So the example code from the CUDA sdk covers reading from a 2D texture references bound to a pitch linear memory region, and just looping through all the entries in a pitch linear memory region, however, I can’t seem to read from a pitch linear memory region and write to a linear memory region:
#define height 50
#define width 50
....
// Parallel Kernel
// MPPtr = cudamallocpitch memory
// MPtr = cudamallocd memory
__global__ void kernel_wo_loop(float* devMPPtr, float * devMPtr, int pitch)
{
unsigned int idx = blockIdx.x*blockDim.x + threadIdx.x;
unsigned int idy = blockIdx.y*blockDim.y + threadIdx.y;
devMPtr[idy*width+idx]=devMPPtr[idy*pitch+idx]+2.0f;
}
...
int main(){
...
float* devMPPtr;
float* devMPtr;
size_t pitch;
cudaMallocPitch((void**)&devMPPtr,&pitch, width * sizeof(float), height);
...
cudaMalloc((void**)&devMPtr,memsize*sizeof(float));
...
// possibly use dim3 grid(width/BLOCKSIZE,height/BLOCKSIZE), threads(BLOCKSIZE,BLOCKSIZE) ->
//kernel_wo_loop<<<grid,threads>>>(devMPPtr, devMPtr, pitch);
kernel_wo_loop<<<100,512>>>(devMPPtr, devMPtr, pitch);
// Copy back data to host
cudaMemcpy(h_out, devMPtr,memsize*sizeof(float),cudaMemcpyDeviceToHost);
...
Running the above example will result in the Cuda error: unspecified launch failure at the cudaMemcpy NOT the kernel. So my question is how do I access elements of the pitch linear memory array correctly? I’m guessing it has to do with the “<<<100,512>>>” - but I’m not sure how to set it up - should I do:
dim3 grid(width/BLOCKSIZE+1,height/BLOCKSIZE+1), threads(BLOCKSIZE,BLOCKSIZE)

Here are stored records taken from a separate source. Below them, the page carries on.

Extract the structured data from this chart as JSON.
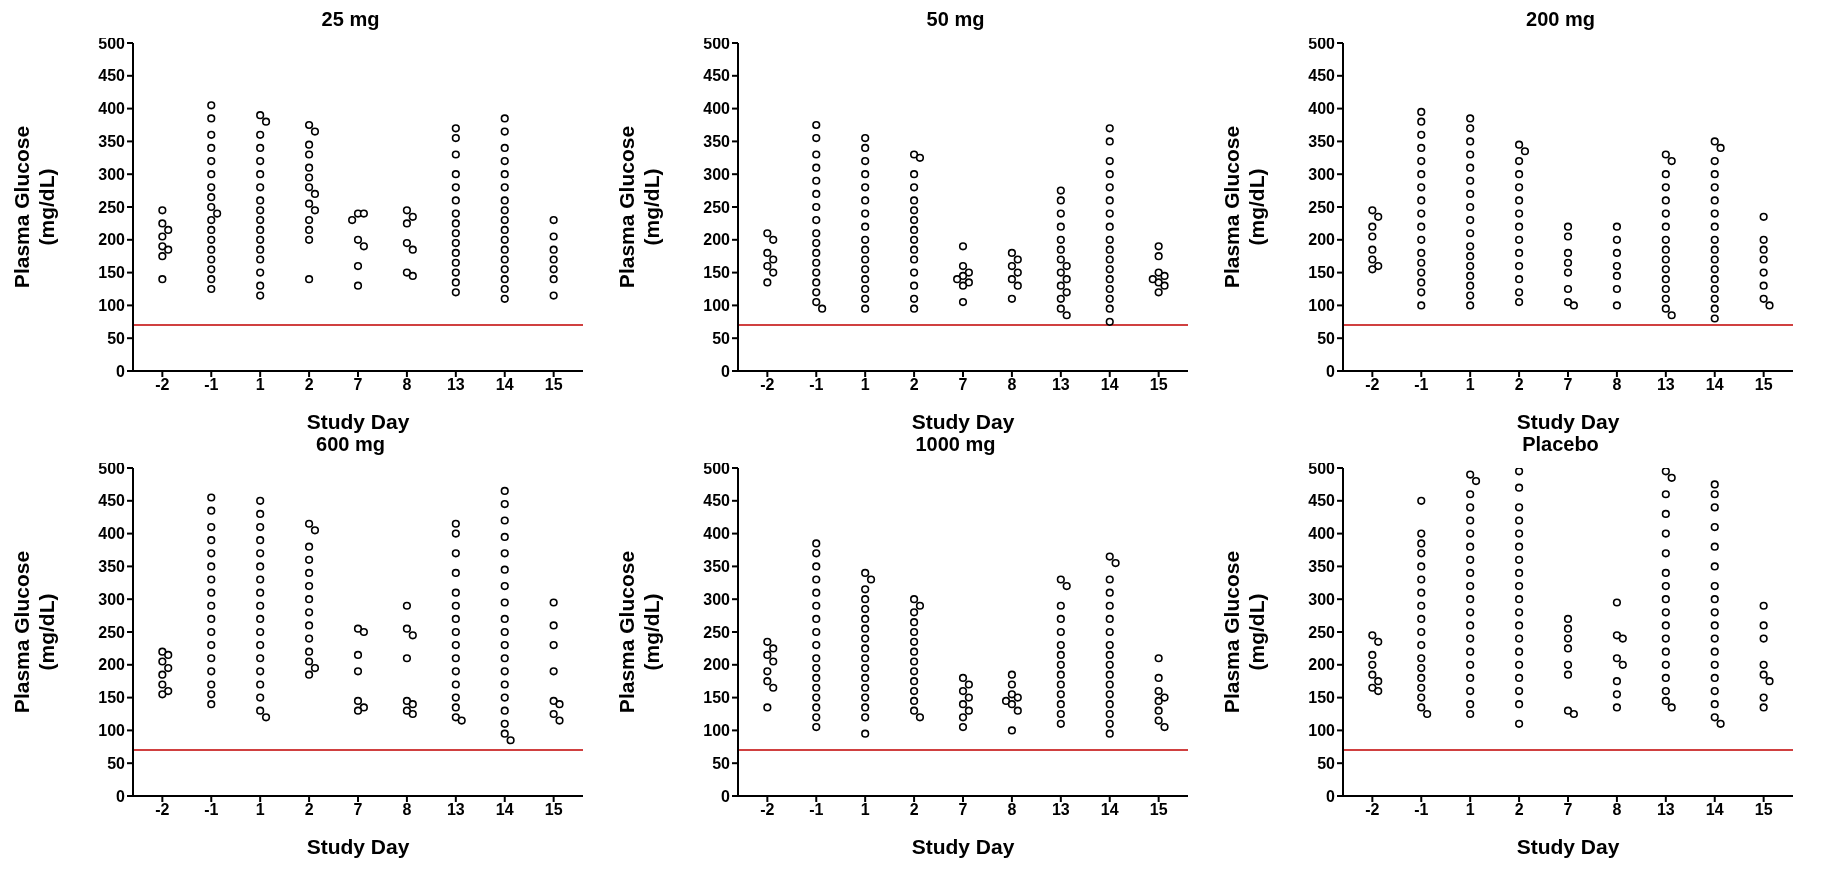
{
  "chart_data": [
    {
      "type": "scatter",
      "title": "25 mg",
      "xlabel": "Study Day",
      "ylabel": "Plasma Glucose (mg/dL)",
      "categories": [
        "-2",
        "-1",
        "1",
        "2",
        "7",
        "8",
        "13",
        "14",
        "15"
      ],
      "ylim": [
        0,
        500
      ],
      "yticks": [
        0,
        50,
        100,
        150,
        200,
        250,
        300,
        350,
        400,
        450,
        500
      ],
      "marker": "circle",
      "ref_lines": [
        {
          "axis": "y",
          "value": 70,
          "color": "#c00000"
        }
      ],
      "series": [
        {
          "color": "#000000",
          "x": [
            "-2",
            "-2",
            "-2",
            "-2",
            "-2",
            "-2",
            "-2",
            "-2"
          ],
          "values": [
            245,
            225,
            215,
            205,
            190,
            185,
            175,
            140
          ]
        },
        {
          "color": "#000000",
          "x": [
            "-1",
            "-1",
            "-1",
            "-1",
            "-1",
            "-1",
            "-1",
            "-1",
            "-1",
            "-1",
            "-1",
            "-1",
            "-1",
            "-1",
            "-1",
            "-1",
            "-1",
            "-1"
          ],
          "values": [
            405,
            385,
            360,
            340,
            320,
            300,
            280,
            265,
            250,
            240,
            230,
            215,
            200,
            185,
            170,
            155,
            140,
            125
          ]
        },
        {
          "color": "#000000",
          "x": [
            "1",
            "1",
            "1",
            "1",
            "1",
            "1",
            "1",
            "1",
            "1",
            "1",
            "1",
            "1",
            "1",
            "1",
            "1",
            "1",
            "1"
          ],
          "values": [
            390,
            380,
            360,
            340,
            320,
            300,
            280,
            260,
            245,
            230,
            215,
            200,
            185,
            170,
            150,
            130,
            115
          ]
        },
        {
          "color": "#000000",
          "x": [
            "2",
            "2",
            "2",
            "2",
            "2",
            "2",
            "2",
            "2",
            "2",
            "2",
            "2",
            "2",
            "2",
            "2"
          ],
          "values": [
            375,
            365,
            345,
            330,
            310,
            295,
            280,
            270,
            255,
            245,
            230,
            215,
            200,
            140
          ]
        },
        {
          "color": "#000000",
          "x": [
            "7",
            "7",
            "7",
            "7",
            "7",
            "7",
            "7"
          ],
          "values": [
            240,
            240,
            230,
            200,
            190,
            160,
            130
          ]
        },
        {
          "color": "#000000",
          "x": [
            "8",
            "8",
            "8",
            "8",
            "8",
            "8",
            "8"
          ],
          "values": [
            245,
            235,
            225,
            195,
            185,
            150,
            145
          ]
        },
        {
          "color": "#000000",
          "x": [
            "13",
            "13",
            "13",
            "13",
            "13",
            "13",
            "13",
            "13",
            "13",
            "13",
            "13",
            "13",
            "13",
            "13",
            "13"
          ],
          "values": [
            370,
            355,
            330,
            300,
            280,
            260,
            240,
            225,
            210,
            195,
            180,
            165,
            150,
            135,
            120
          ]
        },
        {
          "color": "#000000",
          "x": [
            "14",
            "14",
            "14",
            "14",
            "14",
            "14",
            "14",
            "14",
            "14",
            "14",
            "14",
            "14",
            "14",
            "14",
            "14",
            "14",
            "14"
          ],
          "values": [
            385,
            365,
            340,
            320,
            300,
            280,
            260,
            245,
            230,
            215,
            200,
            185,
            170,
            155,
            140,
            125,
            110
          ]
        },
        {
          "color": "#000000",
          "x": [
            "15",
            "15",
            "15",
            "15",
            "15",
            "15",
            "15"
          ],
          "values": [
            230,
            205,
            185,
            170,
            155,
            140,
            115
          ]
        }
      ]
    },
    {
      "type": "scatter",
      "title": "50 mg",
      "xlabel": "Study Day",
      "ylabel": "Plasma Glucose (mg/dL)",
      "categories": [
        "-2",
        "-1",
        "1",
        "2",
        "7",
        "8",
        "13",
        "14",
        "15"
      ],
      "ylim": [
        0,
        500
      ],
      "yticks": [
        0,
        50,
        100,
        150,
        200,
        250,
        300,
        350,
        400,
        450,
        500
      ],
      "marker": "circle",
      "ref_lines": [
        {
          "axis": "y",
          "value": 70,
          "color": "#c00000"
        }
      ],
      "series": [
        {
          "color": "#000000",
          "x": [
            "-2",
            "-2",
            "-2",
            "-2",
            "-2",
            "-2",
            "-2"
          ],
          "values": [
            210,
            200,
            180,
            170,
            160,
            150,
            135
          ]
        },
        {
          "color": "#000000",
          "x": [
            "-1",
            "-1",
            "-1",
            "-1",
            "-1",
            "-1",
            "-1",
            "-1",
            "-1",
            "-1",
            "-1",
            "-1",
            "-1",
            "-1",
            "-1",
            "-1",
            "-1"
          ],
          "values": [
            375,
            355,
            330,
            310,
            290,
            270,
            250,
            230,
            210,
            195,
            180,
            165,
            150,
            135,
            120,
            105,
            95
          ]
        },
        {
          "color": "#000000",
          "x": [
            "1",
            "1",
            "1",
            "1",
            "1",
            "1",
            "1",
            "1",
            "1",
            "1",
            "1",
            "1",
            "1",
            "1",
            "1",
            "1"
          ],
          "values": [
            355,
            340,
            320,
            300,
            280,
            260,
            240,
            220,
            200,
            185,
            170,
            155,
            140,
            125,
            110,
            95
          ]
        },
        {
          "color": "#000000",
          "x": [
            "2",
            "2",
            "2",
            "2",
            "2",
            "2",
            "2",
            "2",
            "2",
            "2",
            "2",
            "2",
            "2",
            "2",
            "2"
          ],
          "values": [
            330,
            325,
            300,
            280,
            260,
            245,
            230,
            215,
            200,
            185,
            170,
            150,
            130,
            110,
            95
          ]
        },
        {
          "color": "#000000",
          "x": [
            "7",
            "7",
            "7",
            "7",
            "7",
            "7",
            "7",
            "7"
          ],
          "values": [
            190,
            160,
            150,
            145,
            140,
            135,
            130,
            105
          ]
        },
        {
          "color": "#000000",
          "x": [
            "8",
            "8",
            "8",
            "8",
            "8",
            "8",
            "8"
          ],
          "values": [
            180,
            170,
            160,
            150,
            140,
            130,
            110
          ]
        },
        {
          "color": "#000000",
          "x": [
            "13",
            "13",
            "13",
            "13",
            "13",
            "13",
            "13",
            "13",
            "13",
            "13",
            "13",
            "13",
            "13",
            "13",
            "13"
          ],
          "values": [
            275,
            260,
            240,
            220,
            200,
            185,
            170,
            160,
            150,
            140,
            130,
            120,
            110,
            95,
            85
          ]
        },
        {
          "color": "#000000",
          "x": [
            "14",
            "14",
            "14",
            "14",
            "14",
            "14",
            "14",
            "14",
            "14",
            "14",
            "14",
            "14",
            "14",
            "14",
            "14",
            "14",
            "14"
          ],
          "values": [
            370,
            350,
            320,
            300,
            280,
            260,
            240,
            220,
            200,
            185,
            170,
            155,
            140,
            125,
            110,
            95,
            75
          ]
        },
        {
          "color": "#000000",
          "x": [
            "15",
            "15",
            "15",
            "15",
            "15",
            "15",
            "15",
            "15"
          ],
          "values": [
            190,
            175,
            150,
            145,
            140,
            135,
            130,
            120
          ]
        }
      ]
    },
    {
      "type": "scatter",
      "title": "200 mg",
      "xlabel": "Study Day",
      "ylabel": "Plasma Glucose (mg/dL)",
      "categories": [
        "-2",
        "-1",
        "1",
        "2",
        "7",
        "8",
        "13",
        "14",
        "15"
      ],
      "ylim": [
        0,
        500
      ],
      "yticks": [
        0,
        50,
        100,
        150,
        200,
        250,
        300,
        350,
        400,
        450,
        500
      ],
      "marker": "circle",
      "ref_lines": [
        {
          "axis": "y",
          "value": 70,
          "color": "#c00000"
        }
      ],
      "series": [
        {
          "color": "#000000",
          "x": [
            "-2",
            "-2",
            "-2",
            "-2",
            "-2",
            "-2",
            "-2",
            "-2"
          ],
          "values": [
            245,
            235,
            220,
            205,
            185,
            170,
            160,
            155
          ]
        },
        {
          "color": "#000000",
          "x": [
            "-1",
            "-1",
            "-1",
            "-1",
            "-1",
            "-1",
            "-1",
            "-1",
            "-1",
            "-1",
            "-1",
            "-1",
            "-1",
            "-1",
            "-1",
            "-1",
            "-1"
          ],
          "values": [
            395,
            380,
            360,
            340,
            320,
            300,
            280,
            260,
            240,
            220,
            200,
            180,
            165,
            150,
            135,
            120,
            100
          ]
        },
        {
          "color": "#000000",
          "x": [
            "1",
            "1",
            "1",
            "1",
            "1",
            "1",
            "1",
            "1",
            "1",
            "1",
            "1",
            "1",
            "1",
            "1",
            "1",
            "1",
            "1"
          ],
          "values": [
            385,
            370,
            350,
            330,
            310,
            290,
            270,
            250,
            230,
            210,
            190,
            175,
            160,
            145,
            130,
            115,
            100
          ]
        },
        {
          "color": "#000000",
          "x": [
            "2",
            "2",
            "2",
            "2",
            "2",
            "2",
            "2",
            "2",
            "2",
            "2",
            "2",
            "2",
            "2",
            "2"
          ],
          "values": [
            345,
            335,
            320,
            300,
            280,
            260,
            240,
            220,
            200,
            180,
            160,
            140,
            120,
            105
          ]
        },
        {
          "color": "#000000",
          "x": [
            "7",
            "7",
            "7",
            "7",
            "7",
            "7",
            "7",
            "7"
          ],
          "values": [
            220,
            205,
            180,
            165,
            150,
            125,
            105,
            100
          ]
        },
        {
          "color": "#000000",
          "x": [
            "8",
            "8",
            "8",
            "8",
            "8",
            "8",
            "8"
          ],
          "values": [
            220,
            200,
            180,
            160,
            145,
            125,
            100
          ]
        },
        {
          "color": "#000000",
          "x": [
            "13",
            "13",
            "13",
            "13",
            "13",
            "13",
            "13",
            "13",
            "13",
            "13",
            "13",
            "13",
            "13",
            "13",
            "13",
            "13"
          ],
          "values": [
            330,
            320,
            300,
            280,
            260,
            240,
            220,
            200,
            185,
            170,
            155,
            140,
            125,
            110,
            95,
            85
          ]
        },
        {
          "color": "#000000",
          "x": [
            "14",
            "14",
            "14",
            "14",
            "14",
            "14",
            "14",
            "14",
            "14",
            "14",
            "14",
            "14",
            "14",
            "14",
            "14",
            "14",
            "14"
          ],
          "values": [
            350,
            340,
            320,
            300,
            280,
            260,
            240,
            220,
            200,
            185,
            170,
            155,
            140,
            125,
            110,
            95,
            80
          ]
        },
        {
          "color": "#000000",
          "x": [
            "15",
            "15",
            "15",
            "15",
            "15",
            "15",
            "15",
            "15"
          ],
          "values": [
            235,
            200,
            185,
            170,
            150,
            130,
            110,
            100
          ]
        }
      ]
    },
    {
      "type": "scatter",
      "title": "600 mg",
      "xlabel": "Study Day",
      "ylabel": "Plasma Glucose (mg/dL)",
      "categories": [
        "-2",
        "-1",
        "1",
        "2",
        "7",
        "8",
        "13",
        "14",
        "15"
      ],
      "ylim": [
        0,
        500
      ],
      "yticks": [
        0,
        50,
        100,
        150,
        200,
        250,
        300,
        350,
        400,
        450,
        500
      ],
      "marker": "circle",
      "ref_lines": [
        {
          "axis": "y",
          "value": 70,
          "color": "#c00000"
        }
      ],
      "series": [
        {
          "color": "#000000",
          "x": [
            "-2",
            "-2",
            "-2",
            "-2",
            "-2",
            "-2",
            "-2",
            "-2"
          ],
          "values": [
            220,
            215,
            205,
            195,
            185,
            170,
            160,
            155
          ]
        },
        {
          "color": "#000000",
          "x": [
            "-1",
            "-1",
            "-1",
            "-1",
            "-1",
            "-1",
            "-1",
            "-1",
            "-1",
            "-1",
            "-1",
            "-1",
            "-1",
            "-1",
            "-1",
            "-1",
            "-1"
          ],
          "values": [
            455,
            435,
            410,
            390,
            370,
            350,
            330,
            310,
            290,
            270,
            250,
            230,
            210,
            190,
            170,
            155,
            140
          ]
        },
        {
          "color": "#000000",
          "x": [
            "1",
            "1",
            "1",
            "1",
            "1",
            "1",
            "1",
            "1",
            "1",
            "1",
            "1",
            "1",
            "1",
            "1",
            "1",
            "1",
            "1",
            "1"
          ],
          "values": [
            450,
            430,
            410,
            390,
            370,
            350,
            330,
            310,
            290,
            270,
            250,
            230,
            210,
            190,
            170,
            150,
            130,
            120
          ]
        },
        {
          "color": "#000000",
          "x": [
            "2",
            "2",
            "2",
            "2",
            "2",
            "2",
            "2",
            "2",
            "2",
            "2",
            "2",
            "2",
            "2",
            "2"
          ],
          "values": [
            415,
            405,
            380,
            360,
            340,
            320,
            300,
            280,
            260,
            240,
            220,
            205,
            195,
            185
          ]
        },
        {
          "color": "#000000",
          "x": [
            "7",
            "7",
            "7",
            "7",
            "7",
            "7",
            "7"
          ],
          "values": [
            255,
            250,
            215,
            190,
            145,
            135,
            130
          ]
        },
        {
          "color": "#000000",
          "x": [
            "8",
            "8",
            "8",
            "8",
            "8",
            "8",
            "8",
            "8"
          ],
          "values": [
            290,
            255,
            245,
            210,
            145,
            140,
            130,
            125
          ]
        },
        {
          "color": "#000000",
          "x": [
            "13",
            "13",
            "13",
            "13",
            "13",
            "13",
            "13",
            "13",
            "13",
            "13",
            "13",
            "13",
            "13",
            "13",
            "13",
            "13"
          ],
          "values": [
            415,
            400,
            370,
            340,
            310,
            290,
            270,
            250,
            230,
            210,
            190,
            170,
            150,
            135,
            120,
            115
          ]
        },
        {
          "color": "#000000",
          "x": [
            "14",
            "14",
            "14",
            "14",
            "14",
            "14",
            "14",
            "14",
            "14",
            "14",
            "14",
            "14",
            "14",
            "14",
            "14",
            "14",
            "14",
            "14",
            "14"
          ],
          "values": [
            465,
            445,
            420,
            395,
            370,
            345,
            320,
            295,
            270,
            250,
            230,
            210,
            190,
            170,
            150,
            130,
            110,
            95,
            85
          ]
        },
        {
          "color": "#000000",
          "x": [
            "15",
            "15",
            "15",
            "15",
            "15",
            "15",
            "15",
            "15"
          ],
          "values": [
            295,
            260,
            230,
            190,
            145,
            140,
            125,
            115
          ]
        }
      ]
    },
    {
      "type": "scatter",
      "title": "1000 mg",
      "xlabel": "Study Day",
      "ylabel": "Plasma Glucose (mg/dL)",
      "categories": [
        "-2",
        "-1",
        "1",
        "2",
        "7",
        "8",
        "13",
        "14",
        "15"
      ],
      "ylim": [
        0,
        500
      ],
      "yticks": [
        0,
        50,
        100,
        150,
        200,
        250,
        300,
        350,
        400,
        450,
        500
      ],
      "marker": "circle",
      "ref_lines": [
        {
          "axis": "y",
          "value": 70,
          "color": "#c00000"
        }
      ],
      "series": [
        {
          "color": "#000000",
          "x": [
            "-2",
            "-2",
            "-2",
            "-2",
            "-2",
            "-2",
            "-2",
            "-2"
          ],
          "values": [
            235,
            225,
            215,
            205,
            190,
            175,
            165,
            135
          ]
        },
        {
          "color": "#000000",
          "x": [
            "-1",
            "-1",
            "-1",
            "-1",
            "-1",
            "-1",
            "-1",
            "-1",
            "-1",
            "-1",
            "-1",
            "-1",
            "-1",
            "-1",
            "-1",
            "-1",
            "-1"
          ],
          "values": [
            385,
            370,
            350,
            330,
            310,
            290,
            270,
            250,
            230,
            210,
            195,
            180,
            165,
            150,
            135,
            120,
            105
          ]
        },
        {
          "color": "#000000",
          "x": [
            "1",
            "1",
            "1",
            "1",
            "1",
            "1",
            "1",
            "1",
            "1",
            "1",
            "1",
            "1",
            "1",
            "1",
            "1",
            "1",
            "1"
          ],
          "values": [
            340,
            330,
            315,
            300,
            285,
            270,
            255,
            240,
            225,
            210,
            195,
            180,
            165,
            150,
            135,
            120,
            95
          ]
        },
        {
          "color": "#000000",
          "x": [
            "2",
            "2",
            "2",
            "2",
            "2",
            "2",
            "2",
            "2",
            "2",
            "2",
            "2",
            "2",
            "2",
            "2"
          ],
          "values": [
            300,
            290,
            280,
            265,
            250,
            235,
            220,
            205,
            190,
            175,
            160,
            145,
            130,
            120
          ]
        },
        {
          "color": "#000000",
          "x": [
            "7",
            "7",
            "7",
            "7",
            "7",
            "7",
            "7",
            "7"
          ],
          "values": [
            180,
            170,
            160,
            150,
            140,
            130,
            120,
            105
          ]
        },
        {
          "color": "#000000",
          "x": [
            "8",
            "8",
            "8",
            "8",
            "8",
            "8",
            "8",
            "8"
          ],
          "values": [
            185,
            170,
            155,
            150,
            145,
            140,
            130,
            100
          ]
        },
        {
          "color": "#000000",
          "x": [
            "13",
            "13",
            "13",
            "13",
            "13",
            "13",
            "13",
            "13",
            "13",
            "13",
            "13",
            "13",
            "13",
            "13"
          ],
          "values": [
            330,
            320,
            290,
            270,
            250,
            230,
            215,
            200,
            185,
            170,
            155,
            140,
            125,
            110
          ]
        },
        {
          "color": "#000000",
          "x": [
            "14",
            "14",
            "14",
            "14",
            "14",
            "14",
            "14",
            "14",
            "14",
            "14",
            "14",
            "14",
            "14",
            "14",
            "14",
            "14",
            "14"
          ],
          "values": [
            365,
            355,
            330,
            310,
            290,
            270,
            250,
            230,
            215,
            200,
            185,
            170,
            155,
            140,
            125,
            110,
            95
          ]
        },
        {
          "color": "#000000",
          "x": [
            "15",
            "15",
            "15",
            "15",
            "15",
            "15",
            "15",
            "15"
          ],
          "values": [
            210,
            180,
            160,
            150,
            145,
            130,
            115,
            105
          ]
        }
      ]
    },
    {
      "type": "scatter",
      "title": "Placebo",
      "xlabel": "Study Day",
      "ylabel": "Plasma Glucose (mg/dL)",
      "categories": [
        "-2",
        "-1",
        "1",
        "2",
        "7",
        "8",
        "13",
        "14",
        "15"
      ],
      "ylim": [
        0,
        500
      ],
      "yticks": [
        0,
        50,
        100,
        150,
        200,
        250,
        300,
        350,
        400,
        450,
        500
      ],
      "marker": "circle",
      "ref_lines": [
        {
          "axis": "y",
          "value": 70,
          "color": "#c00000"
        }
      ],
      "series": [
        {
          "color": "#000000",
          "x": [
            "-2",
            "-2",
            "-2",
            "-2",
            "-2",
            "-2",
            "-2",
            "-2"
          ],
          "values": [
            245,
            235,
            215,
            200,
            185,
            175,
            165,
            160
          ]
        },
        {
          "color": "#000000",
          "x": [
            "-1",
            "-1",
            "-1",
            "-1",
            "-1",
            "-1",
            "-1",
            "-1",
            "-1",
            "-1",
            "-1",
            "-1",
            "-1",
            "-1",
            "-1",
            "-1",
            "-1",
            "-1"
          ],
          "values": [
            450,
            400,
            385,
            370,
            350,
            330,
            310,
            290,
            270,
            250,
            230,
            210,
            195,
            180,
            165,
            150,
            135,
            125
          ]
        },
        {
          "color": "#000000",
          "x": [
            "1",
            "1",
            "1",
            "1",
            "1",
            "1",
            "1",
            "1",
            "1",
            "1",
            "1",
            "1",
            "1",
            "1",
            "1",
            "1",
            "1",
            "1",
            "1",
            "1"
          ],
          "values": [
            490,
            480,
            460,
            440,
            420,
            400,
            380,
            360,
            340,
            320,
            300,
            280,
            260,
            240,
            220,
            200,
            180,
            160,
            140,
            125
          ]
        },
        {
          "color": "#000000",
          "x": [
            "2",
            "2",
            "2",
            "2",
            "2",
            "2",
            "2",
            "2",
            "2",
            "2",
            "2",
            "2",
            "2",
            "2",
            "2",
            "2",
            "2",
            "2",
            "2"
          ],
          "values": [
            495,
            470,
            440,
            420,
            400,
            380,
            360,
            340,
            320,
            300,
            280,
            260,
            240,
            220,
            200,
            180,
            160,
            140,
            110
          ]
        },
        {
          "color": "#000000",
          "x": [
            "7",
            "7",
            "7",
            "7",
            "7",
            "7",
            "7",
            "7"
          ],
          "values": [
            270,
            255,
            240,
            225,
            200,
            185,
            130,
            125
          ]
        },
        {
          "color": "#000000",
          "x": [
            "8",
            "8",
            "8",
            "8",
            "8",
            "8",
            "8",
            "8"
          ],
          "values": [
            295,
            245,
            240,
            210,
            200,
            175,
            155,
            135
          ]
        },
        {
          "color": "#000000",
          "x": [
            "13",
            "13",
            "13",
            "13",
            "13",
            "13",
            "13",
            "13",
            "13",
            "13",
            "13",
            "13",
            "13",
            "13",
            "13",
            "13",
            "13",
            "13"
          ],
          "values": [
            495,
            485,
            460,
            430,
            400,
            370,
            340,
            320,
            300,
            280,
            260,
            240,
            220,
            200,
            180,
            160,
            145,
            135
          ]
        },
        {
          "color": "#000000",
          "x": [
            "14",
            "14",
            "14",
            "14",
            "14",
            "14",
            "14",
            "14",
            "14",
            "14",
            "14",
            "14",
            "14",
            "14",
            "14",
            "14",
            "14",
            "14"
          ],
          "values": [
            475,
            460,
            440,
            410,
            380,
            350,
            320,
            300,
            280,
            260,
            240,
            220,
            200,
            180,
            160,
            140,
            120,
            110
          ]
        },
        {
          "color": "#000000",
          "x": [
            "15",
            "15",
            "15",
            "15",
            "15",
            "15",
            "15",
            "15"
          ],
          "values": [
            290,
            260,
            240,
            200,
            185,
            175,
            150,
            135
          ]
        }
      ]
    }
  ]
}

(i would change the 1 to a variable but you get the idea since 50%16 !=0)
I want to avoid a texture read for now (but maybe its not possible without one- I don’t know). Somebody know how to read from a pitch linear memory region and write to a regular memory region? I can do this find with the for loop in the Programming guide, but what a waste of the gpu!